Бывая в Сан-Суси, я познакомился там с людьми, пользовавшимися доверием короля также и в политических вопросах, и по временам встречался с ними в кабинете. Из них назову в особенности генералов Леопольда фон Герлаха и фон Рауха, позднее Нибура — советника кабинета.
Раух был практичней; Герлах страдал тем, что склонен был при решении актуальных вопросов увлекаться остроумными обобщениями. Он был благородной натурой, [человеком] широкого размаха, но не таким фанатиком, как его брат, президент Людвиг фон-Герлах; в обыденной жизни он был скромен и беспомощен, как дитя, но политик он был смелый, с широким кругозором, ему мешала только его флегматичность.

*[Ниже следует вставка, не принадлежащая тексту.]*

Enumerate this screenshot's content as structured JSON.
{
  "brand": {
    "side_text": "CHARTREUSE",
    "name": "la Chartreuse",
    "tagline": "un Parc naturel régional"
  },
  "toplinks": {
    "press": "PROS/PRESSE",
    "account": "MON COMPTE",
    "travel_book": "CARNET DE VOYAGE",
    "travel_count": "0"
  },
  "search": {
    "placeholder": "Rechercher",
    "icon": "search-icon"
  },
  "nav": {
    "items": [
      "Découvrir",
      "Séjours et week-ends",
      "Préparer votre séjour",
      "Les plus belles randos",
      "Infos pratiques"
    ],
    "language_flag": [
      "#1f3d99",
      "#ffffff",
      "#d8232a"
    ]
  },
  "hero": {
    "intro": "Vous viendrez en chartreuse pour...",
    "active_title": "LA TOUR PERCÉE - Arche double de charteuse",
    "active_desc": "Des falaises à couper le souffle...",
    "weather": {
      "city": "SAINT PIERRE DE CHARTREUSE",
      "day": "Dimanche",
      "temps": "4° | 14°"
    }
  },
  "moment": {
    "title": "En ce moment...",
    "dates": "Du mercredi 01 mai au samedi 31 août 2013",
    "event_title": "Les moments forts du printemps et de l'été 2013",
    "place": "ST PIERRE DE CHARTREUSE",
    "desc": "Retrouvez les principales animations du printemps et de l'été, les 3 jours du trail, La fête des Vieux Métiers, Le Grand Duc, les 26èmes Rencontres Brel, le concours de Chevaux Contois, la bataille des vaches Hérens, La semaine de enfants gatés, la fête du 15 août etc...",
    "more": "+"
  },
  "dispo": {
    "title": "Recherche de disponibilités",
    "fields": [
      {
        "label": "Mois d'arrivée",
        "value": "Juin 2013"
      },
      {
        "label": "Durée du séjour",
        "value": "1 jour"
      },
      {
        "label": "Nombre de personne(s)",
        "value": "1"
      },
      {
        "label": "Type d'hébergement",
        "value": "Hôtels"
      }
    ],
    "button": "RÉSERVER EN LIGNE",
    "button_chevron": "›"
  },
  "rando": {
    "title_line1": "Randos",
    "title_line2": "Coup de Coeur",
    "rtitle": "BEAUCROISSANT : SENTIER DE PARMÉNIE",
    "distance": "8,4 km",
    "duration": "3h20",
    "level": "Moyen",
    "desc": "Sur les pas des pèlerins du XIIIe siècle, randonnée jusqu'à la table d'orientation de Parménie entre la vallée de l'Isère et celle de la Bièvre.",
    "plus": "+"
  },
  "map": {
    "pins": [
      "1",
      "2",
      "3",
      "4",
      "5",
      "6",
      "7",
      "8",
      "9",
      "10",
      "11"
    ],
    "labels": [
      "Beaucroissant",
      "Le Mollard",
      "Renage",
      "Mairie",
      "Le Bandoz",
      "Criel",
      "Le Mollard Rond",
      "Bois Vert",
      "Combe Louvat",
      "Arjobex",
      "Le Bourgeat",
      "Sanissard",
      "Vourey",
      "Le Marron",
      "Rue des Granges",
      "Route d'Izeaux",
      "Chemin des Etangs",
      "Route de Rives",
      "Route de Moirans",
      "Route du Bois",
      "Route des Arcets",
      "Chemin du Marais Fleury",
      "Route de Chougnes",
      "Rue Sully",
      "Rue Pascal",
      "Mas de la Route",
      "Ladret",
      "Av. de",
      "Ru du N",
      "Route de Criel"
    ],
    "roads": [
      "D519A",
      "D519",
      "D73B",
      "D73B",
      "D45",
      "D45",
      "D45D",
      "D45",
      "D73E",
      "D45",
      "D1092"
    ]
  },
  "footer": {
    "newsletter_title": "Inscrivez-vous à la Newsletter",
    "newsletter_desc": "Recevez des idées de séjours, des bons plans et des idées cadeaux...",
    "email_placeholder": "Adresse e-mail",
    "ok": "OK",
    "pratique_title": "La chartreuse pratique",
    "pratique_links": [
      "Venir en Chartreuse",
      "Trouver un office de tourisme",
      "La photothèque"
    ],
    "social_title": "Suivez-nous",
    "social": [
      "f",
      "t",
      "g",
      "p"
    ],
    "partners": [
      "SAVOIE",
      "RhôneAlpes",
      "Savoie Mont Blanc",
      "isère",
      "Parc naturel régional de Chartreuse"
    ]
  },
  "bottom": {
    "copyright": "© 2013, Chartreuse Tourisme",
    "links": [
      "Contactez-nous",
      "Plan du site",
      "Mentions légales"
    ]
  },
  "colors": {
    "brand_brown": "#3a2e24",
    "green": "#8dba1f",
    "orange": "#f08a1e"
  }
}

Я помню, как мне пришлось однажды в присутствии обоих братьев, президента и генерала, следующим образом высказаться по поводу сделанного им упрека в непрактичности: «Если бы мы втроем увидели сейчас в окно, что на улице произошел несчастный случай, то господин президент пустился бы в связи с этим в остроумные рассуждения о недостатке в нас веры и о несовершенстве наших учреждений; генерал сказал бы в точности, что следовало сделать, чтобы помочь беде, но не двинулся бы с места; и только я вышел бы на улицу или позвал бы людей на помощь». Таков был генерал, влиятельнейший политический деятель среди камарильи[117] Фридриха-Вильгельма IV: человек благородного и самоотверженного характера, верный слуга короля, но ни морально, ни, может быть, даже и физически — из-за своей тучности — неспособный быстро осуществлять свои правильные идеи. В те дни, когда король был несправедлив или немилостив к нему, в доме генерала на вечерней молитве можно было, вероятно, слышать старую церковную песнь:
Князьям не доверяйся, друг, — Изменчивы они: Провозгласят «Осанна» вдруг, На завтра же—«Распни!»